It's the biggest economic development project in this area since the announcement of the FBI complex a decade ago. The Charles Pointe development near Bridgeport, estimated to cost $750 million, is both ambitious and visionary. It is also timely, just as the state prepares to convert from a coal-based to a high-tech economy.
Genesis Partners, the main developer of the community, plans to build 250 high-tech homes, a conference center with hotels, a corporate research park, retail shops, recreation areas and a golf course. Located along Interstate 79, it would truly be the capstone to the high-tech corridor we've been touting for so long.

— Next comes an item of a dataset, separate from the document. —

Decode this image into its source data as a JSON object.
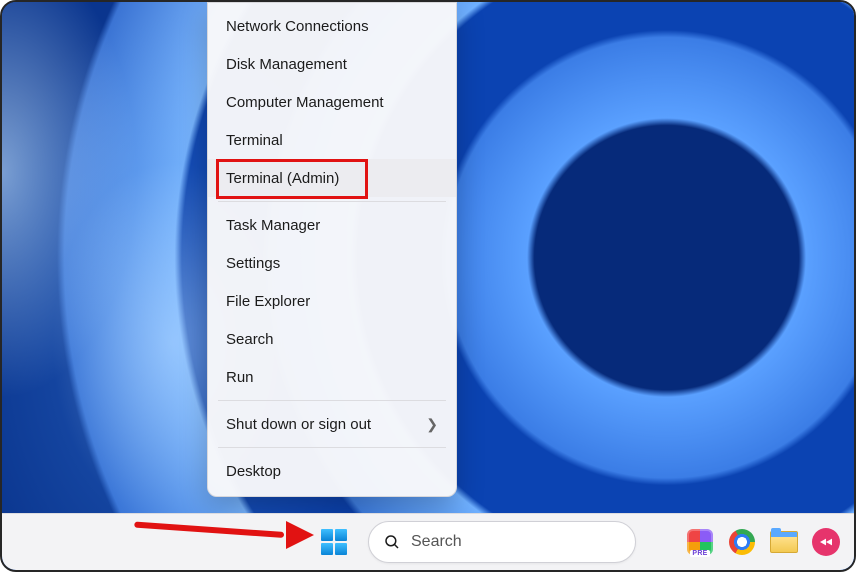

The developers have joined with West Virginia University to foster private sector research in biometrics, forensics and health sciences. This would result in the recruitment of highly skilled workers to North Central West Virginia, and the influx of millions of government and private sector grant dollars.
One of the first projects to be started will be the conference center to be operated by the city of Bridgeport. We have expressed doubts in the past about the county commission's quest for a conference center, but in this case, while it would not be a money maker for Bridgeport, the other facets of Charles Pointe would greatly benefit the city.
The concept of a planned community is nothing new, but this is something totally unique for West Virginia. It's an exciting time and we feel Charles Pointe may be the impetus to finally lift our economy and our quality of life to heretofore unprecedented levels.
We applaud the efforts of James and Jennifer Corton, the entire Charles E. "Jim" Compton family, West Virginia University, the city of Bridgeport and the other partners as they proceed with this endeavor.
Today's editorial reflects the opinion of both the Exponent and Telegram editorial boards.